【ブックレビュー】はじめて学ぶ最新サイバーセキュリティ講義

【ブックレビュー】はじめて学ぶ最新サイバーセキュリティ講義

2025, Feb 24    

原題は “Cybersecurity Myths and Misconceptions: Avoiding the Hazards and Pitfalls that Derail Us”日本語に翻訳すると「サイバーセキュリティの神話と誤解: 私たちを欺く危険と落とし穴を避けるために」となります。日本語のタイトルより内容を正確に表しています。内容自体は日本語のタイトルにあるように初心者向けの内容となっています。

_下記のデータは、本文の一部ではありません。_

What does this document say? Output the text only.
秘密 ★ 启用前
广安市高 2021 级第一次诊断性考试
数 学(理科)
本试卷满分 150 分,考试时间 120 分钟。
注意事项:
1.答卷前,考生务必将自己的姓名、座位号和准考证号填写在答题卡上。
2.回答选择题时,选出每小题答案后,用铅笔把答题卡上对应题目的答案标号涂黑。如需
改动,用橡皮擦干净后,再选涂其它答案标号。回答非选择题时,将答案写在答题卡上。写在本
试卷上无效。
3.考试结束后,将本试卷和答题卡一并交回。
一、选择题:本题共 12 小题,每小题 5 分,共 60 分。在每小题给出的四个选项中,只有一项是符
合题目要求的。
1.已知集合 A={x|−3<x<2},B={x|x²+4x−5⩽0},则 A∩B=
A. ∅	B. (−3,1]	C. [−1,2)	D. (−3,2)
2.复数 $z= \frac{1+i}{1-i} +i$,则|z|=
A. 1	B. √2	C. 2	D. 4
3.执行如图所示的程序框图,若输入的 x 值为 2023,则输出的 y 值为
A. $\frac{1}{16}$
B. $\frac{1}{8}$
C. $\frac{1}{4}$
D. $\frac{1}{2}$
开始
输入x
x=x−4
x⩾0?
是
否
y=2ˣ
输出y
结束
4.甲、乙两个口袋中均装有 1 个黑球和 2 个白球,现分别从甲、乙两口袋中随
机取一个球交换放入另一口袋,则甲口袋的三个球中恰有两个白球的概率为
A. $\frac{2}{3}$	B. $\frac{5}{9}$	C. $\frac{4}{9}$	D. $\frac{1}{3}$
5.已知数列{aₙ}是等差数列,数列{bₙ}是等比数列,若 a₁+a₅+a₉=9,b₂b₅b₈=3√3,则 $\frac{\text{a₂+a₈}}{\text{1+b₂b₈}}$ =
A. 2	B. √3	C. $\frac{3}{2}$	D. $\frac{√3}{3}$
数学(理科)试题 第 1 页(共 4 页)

この本の目的は最新の技術的概念を教えることではなく、人々がそうだと「思っている」「信じている」ところに釘を刺すことです。全部で500ページ近い非常に分厚い本です。非常に長いため読むのは苦労します。ただでさえ長いのですが邦題にあるように「講義」に近いため、文章の中に時々差し込まれるアメリカンジョークが気になって。それはいいからもっと短く書いてくれ、という不満がある本です(–;) そうです。この本には不満があります。そもそもこの本がターゲットとしている初心者はこんなに冗長で長い文章を読むのでしょうか。タイパが求められる時代です。書いている方(セキュリティにおける大家です)は水が流れるように文章を書いているつもりかもしれませんが、今の時代AIが要約したような文章のほうがありがたがられるのではないでしょうか。一方セキュリティ界隈で経験を積んでいる人にとっては書かれていることは自明の話が多く、長い文章を読む割には得るものは少ないと思います。

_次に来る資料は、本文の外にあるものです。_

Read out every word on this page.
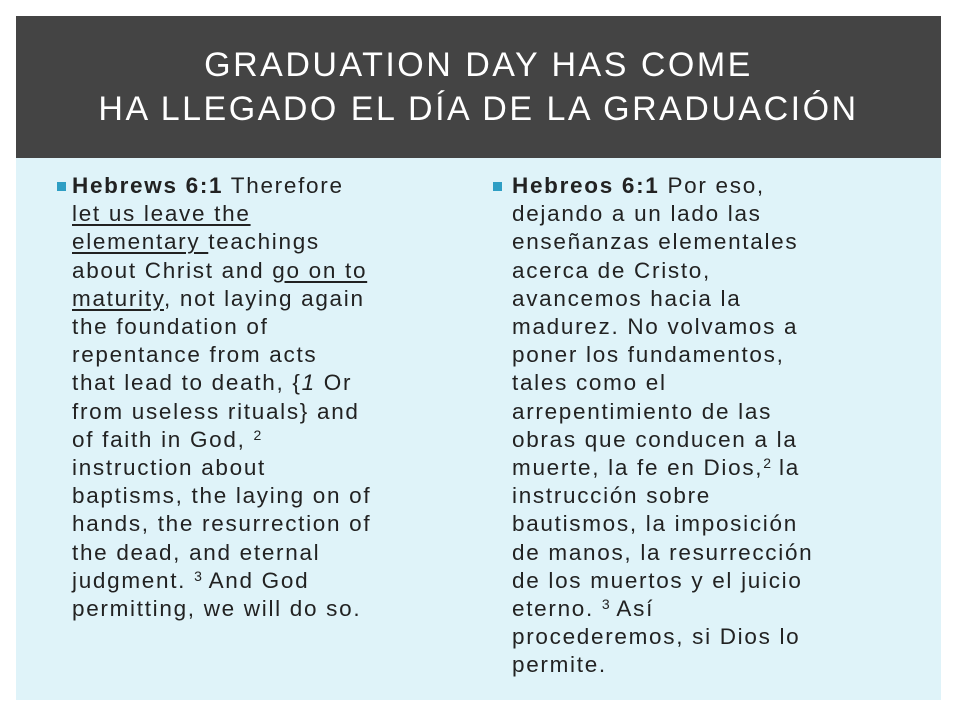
GRADUATION DAY HAS COME
HA LLEGADO EL DÍA DE LA GRADUACIÓN

Hebrews 6:1 Therefore
let us leave the
elementary teachings
about Christ and go on to
maturity, not laying again
the foundation of
repentance from acts
that lead to death, {1 Or
from useless rituals} and
of faith in God, $^2$
instruction about
baptisms, the laying on of
hands, the resurrection of
the dead, and eternal
judgment. $^3$ And God
permitting, we will do so.

Hebreos 6:1 Por eso,
dejando a un lado las
enseñanzas elementales
acerca de Cristo,
avancemos hacia la
madurez. No volvamos a
poner los fundamentos,
tales como el
arrepentimiento de las
obras que conducen a la
muerte, la fe en Dios,$^2$ la
instrucción sobre
bautismos, la imposición
de manos, la resurrección
de los muertos y el juicio
eterno. $^3$ Así
procederemos, si Dios lo
permite.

自分の感想としては、この本が言っているように、巷で私たちが 「〇〇によってセキュリティ対策しています」「〇〇のため安全です」 と言っている項目の多くは”都市伝説”・あるいは”願望”であり、その根源は「終わりのないセキュリティ活動をどこかで線引きして、終わらせたい」という考えにあります。それを逃げという人もいるかもしれませんが、セキュリティを100%防げる魔法はなく、お金を2倍掛けたら効果が2倍あるモノでもありませんし、すべての懸念を解消するツールも存在しません。どこかで線引きをする必要が出てきます。「セキュリティはリスクを管理することが仕事で、リスクを排除すること・なくすことではない」ことをセキュリティ担当は説得、納得させるために”都市伝説”にすがらざるを得ない、やむを得ない状況はあると思います。 一方で筆者が看破したように、セキュリティソフトメーカーがその”都市伝説”を利用して商品・サービスを販売しているという不都合な真実は見逃せません。会社、そして会社のセキュリティ担当が「もう動けない、セキュリティに楽をしたい」という逃げから生じたアンチウィルスソフト導入で「セキュリティは大丈夫です、たぶん・・・」とは現実には言えない事件も昨年は起こりましたよねクラウドストライク事件

最後に、直接セキュリティには関係ない感想なのですが、人は道具の道具にされるというフレーズが頭に残りました。ツールは松葉杖のようなもの、ということですが、この本が書かれた2023年の翌年、チャットAIが爆発的に広がりました、もはや松葉づえなくしてはリアルの生活も送れないようになってしまっている気がします。